Irvine, CA–The Senate will soon decide whether to ratify the Law of the Sea Treaty, which deems most of the earth’s vast ocean floor “the common heritage of mankind” and places it under United Nations ownership “for the benefit of mankind as a whole.”
“This treaty vests monopoly authority over most of the world’s seabeds in a U.N. agency that issues licenses burdened by complex regulations, fees, royalties, and mandatory land transfers,” said Thomas Bowden, an analyst at the Ayn Rand Institute. “Licensees are required to give back half or more of the submerged land they explore, to be mined by the International Seabed Authority using the licensees’ technology and know-how, with proceeds going to U.N. members such as Cuba, Uganda, and Venezuela, who contribute nothing to the productive process.
“The proposed treaty ignores the fundamental principle that unowned natural resources should become the private property of the people whose efforts make them valuable,” Bowden said. “Although the ocean floor is full of potentially valuable minerals, they remain useless until some pioneer discovers how to retrieve them. Under this treaty, however, the deep-sea mining companies whose science, exploration, technology, and entrepreneurship are being counted on to gather otherwise inaccessible riches are treated as mere servants of a world collective.
“This treaty is an injustice that will hamper, if not halt, the exploitation of undersea wealth,” Bowden said. “Because no self-respecting entrepreneur will work under such conditions, the U.N. regime will attract only the kind of lumbering state-owned enterprises that have historically failed to match the performance of private, profit-seeking companies.”
The Senate Foreign Relations Committee recently held hearings on the treaty, which has the support of the Bush administration.

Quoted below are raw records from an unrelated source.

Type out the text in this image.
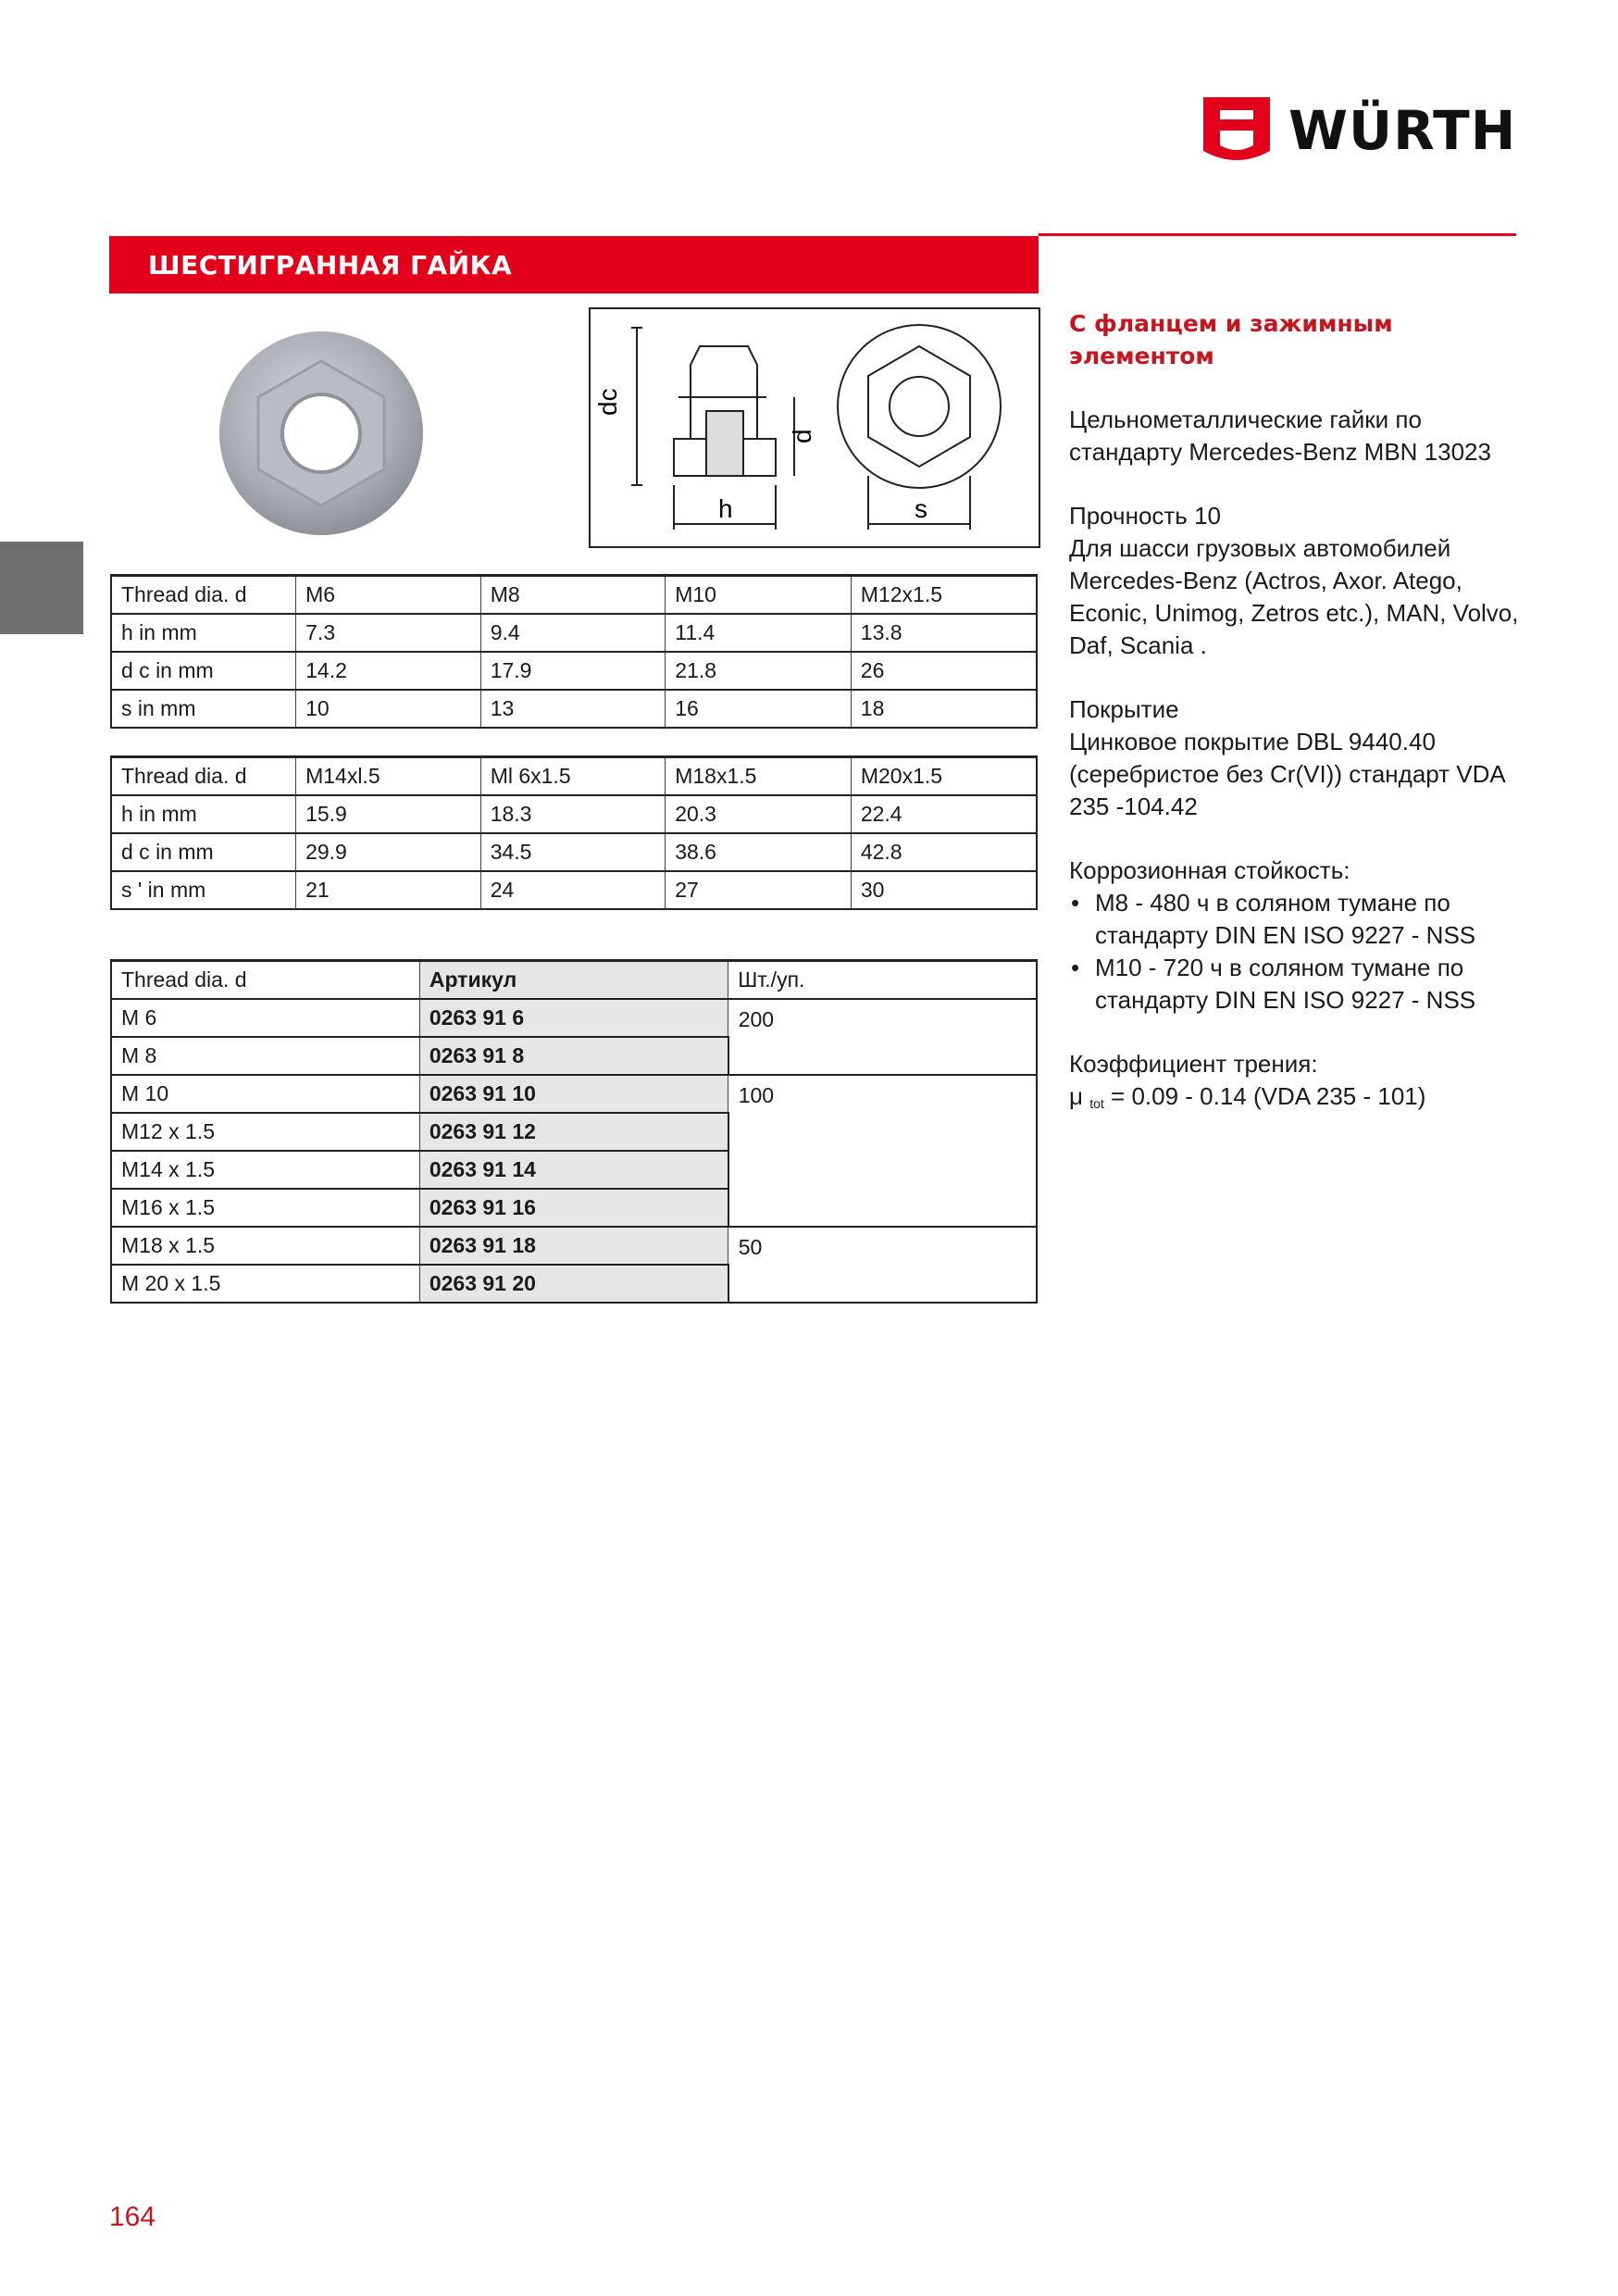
WÜRTH
ШЕСТИГРАННАЯ ГАЙКА
dc
d
h	s
Thread dia. d	M6	M8	M10	M12x1.5
h in mm	7.3	9.4	11.4	13.8
d c in mm	14.2	17.9	21.8	26
s in mm	10	13	16	18
Thread dia. d	M14xl.5	Ml 6x1.5	M18x1.5	M20x1.5
h in mm	15.9	18.3	20.3	22.4
d c in mm	29.9	34.5	38.6	42.8
s ' in mm	21	24	27	30
Thread dia. d	Артикул	Шт./уп.
M 6	0263 91 6	200
M 8	0263 91 8	
M 10	0263 91 10	100
M12 x 1.5	0263 91 12	
M14 x 1.5	0263 91 14	
M16 x 1.5	0263 91 16	
M18 x 1.5	0263 91 18	50
M 20 x 1.5	0263 91 20	
С фланцем и зажимным элементом

Цельнометаллические гайки по стандарту Mercedes-Benz MBN 13023

Прочность 10
Для шасси грузовых автомобилей Mercedes-Benz (Actros, Axor. Atego, Econic, Unimog, Zetros etc.), MAN, Volvo, Daf, Scania .

Покрытие
Цинковое покрытие DBL 9440.40 (серебристое без Cr(VI)) стандарт VDA 235 -104.42

Коррозионная стойкость:
• М8 - 480 ч в соляном тумане по стандарту DIN EN ISO 9227 - NSS
• М10 - 720 ч в соляном тумане по стандарту DIN EN ISO 9227 - NSS
Коэффициент трения:
μ $_{tot}$ = 0.09 - 0.14 (VDA 235 - 101)
164
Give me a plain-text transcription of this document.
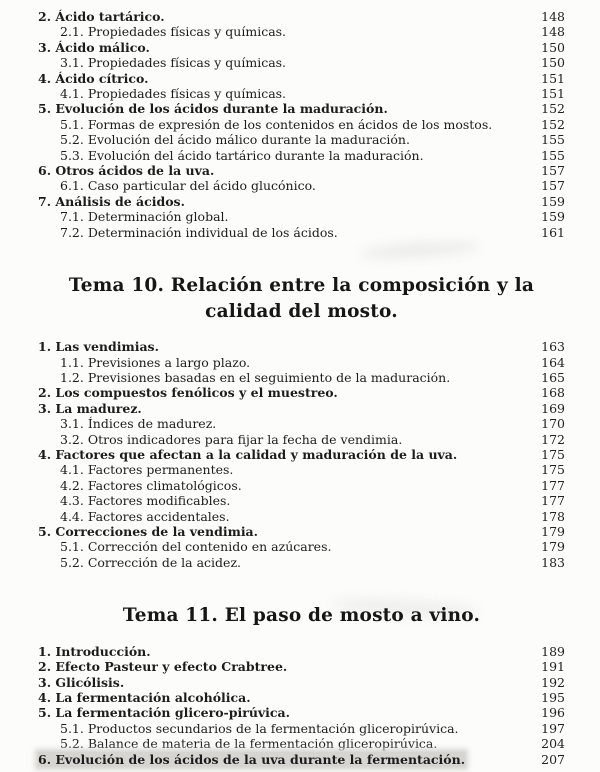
2. Ácido tartárico.	148
2.1. Propiedades físicas y químicas.	148
3. Ácido málico.	150
3.1. Propiedades físicas y químicas.	150
4. Ácido cítrico.	151
4.1. Propiedades físicas y químicas.	151
5. Evolución de los ácidos durante la maduración.	152
5.1. Formas de expresión de los contenidos en ácidos de los mostos.	152
5.2. Evolución del ácido málico durante la maduración.	155
5.3. Evolución del ácido tartárico durante la maduración.	155
6. Otros ácidos de la uva.	157
6.1. Caso particular del ácido glucónico.	157
7. Análisis de ácidos.	159
7.1. Determinación global.	159
7.2. Determinación individual de los ácidos.	161
Tema 10. Relación entre la composición y la calidad del mosto.
1. Las vendimias.	163
1.1. Previsiones a largo plazo.	164
1.2. Previsiones basadas en el seguimiento de la maduración.	165
2. Los compuestos fenólicos y el muestreo.	168
3. La madurez.	169
3.1. Índices de madurez.	170
3.2. Otros indicadores para fijar la fecha de vendimia.	172
4. Factores que afectan a la calidad y maduración de la uva.	175
4.1. Factores permanentes.	175
4.2. Factores climatológicos.	177
4.3. Factores modificables.	177
4.4. Factores accidentales.	178
5. Correcciones de la vendimia.	179
5.1. Corrección del contenido en azúcares.	179
5.2. Corrección de la acidez.	183
Tema 11. El paso de mosto a vino.
1. Introducción.	189
2. Efecto Pasteur y efecto Crabtree.	191
3. Glicólisis.	192
4. La fermentación alcohólica.	195
5. La fermentación glicero-pirúvica.	196
5.1. Productos secundarios de la fermentación gliceropirúvica.	197
5.2. Balance de materia de la fermentación gliceropirúvica.	204
6. Evolución de los ácidos de la uva durante la fermentación.	207
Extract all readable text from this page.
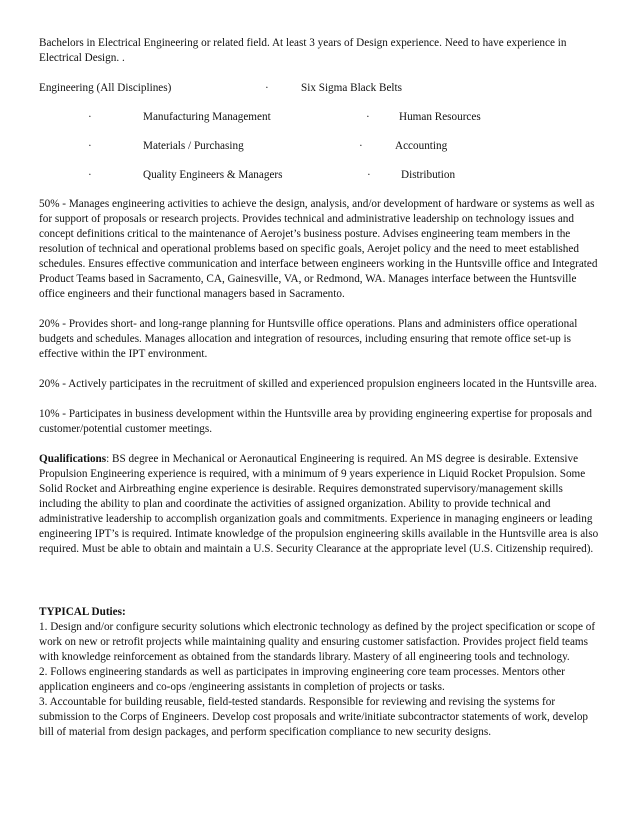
Bachelors in Electrical Engineering or related field. At least 3 years of Design experience. Need to have experience in Electrical Design. .

Engineering (All Disciplines)	·	Six Sigma Black Belts
·	Manufacturing Management	·	Human Resources
·	Materials / Purchasing	·	Accounting
·	Quality Engineers & Managers	·	Distribution

50% - Manages engineering activities to achieve the design, analysis, and/or development of hardware or systems as well as for support of proposals or research projects. Provides technical and administrative leadership on technology issues and concept definitions critical to the maintenance of Aerojet’s business posture. Advises engineering team members in the resolution of technical and operational problems based on specific goals, Aerojet policy and the need to meet established schedules. Ensures effective communication and interface between engineers working in the Huntsville office and Integrated Product Teams based in Sacramento, CA, Gainesville, VA, or Redmond, WA. Manages interface between the Huntsville office engineers and their functional managers based in Sacramento.

20% - Provides short- and long-range planning for Huntsville office operations. Plans and administers office operational budgets and schedules. Manages allocation and integration of resources, including ensuring that remote office set-up is effective within the IPT environment.

20% - Actively participates in the recruitment of skilled and experienced propulsion engineers located in the Huntsville area.

10% - Participates in business development within the Huntsville area by providing engineering expertise for proposals and customer/potential customer meetings.

Qualifications: BS degree in Mechanical or Aeronautical Engineering is required. An MS degree is desirable. Extensive Propulsion Engineering experience is required, with a minimum of 9 years experience in Liquid Rocket Propulsion. Some Solid Rocket and Airbreathing engine experience is desirable. Requires demonstrated supervisory/management skills including the ability to plan and coordinate the activities of assigned organization. Ability to provide technical and administrative leadership to accomplish organization goals and commitments. Experience in managing engineers or leading engineering IPT’s is required. Intimate knowledge of the propulsion engineering skills available in the Huntsville area is also required. Must be able to obtain and maintain a U.S. Security Clearance at the appropriate level (U.S. Citizenship required).

TYPICAL Duties:

1. Design and/or configure security solutions which electronic technology as defined by the project specification or scope of work on new or retrofit projects while maintaining quality and ensuring customer satisfaction. Provides project field teams with knowledge reinforcement as obtained from the standards library. Mastery of all engineering tools and technology.

2. Follows engineering standards as well as participates in improving engineering core team processes. Mentors other application engineers and co-ops /engineering assistants in completion of projects or tasks.

3. Accountable for building reusable, field-tested standards. Responsible for reviewing and revising the systems for submission to the Corps of Engineers. Develop cost proposals and write/initiate subcontractor statements of work, develop bill of material from design packages, and perform specification compliance to new security designs.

The treaty, which President Reagan refused to sign in 1982, was submitted to the Senate by President Clinton in 1994 but never ratified. The treaty requires a two-thirds Senate majority for ratification.
“Governments have legitimate options regarding how to deal with undersea explorers’ need to establish property rights in the deep ocean,” Bowden said. “But it would be totally improper for America to declare eternal hostility to private property in the ocean floor by ratifying a treaty dedicated on principle to denying such rights.”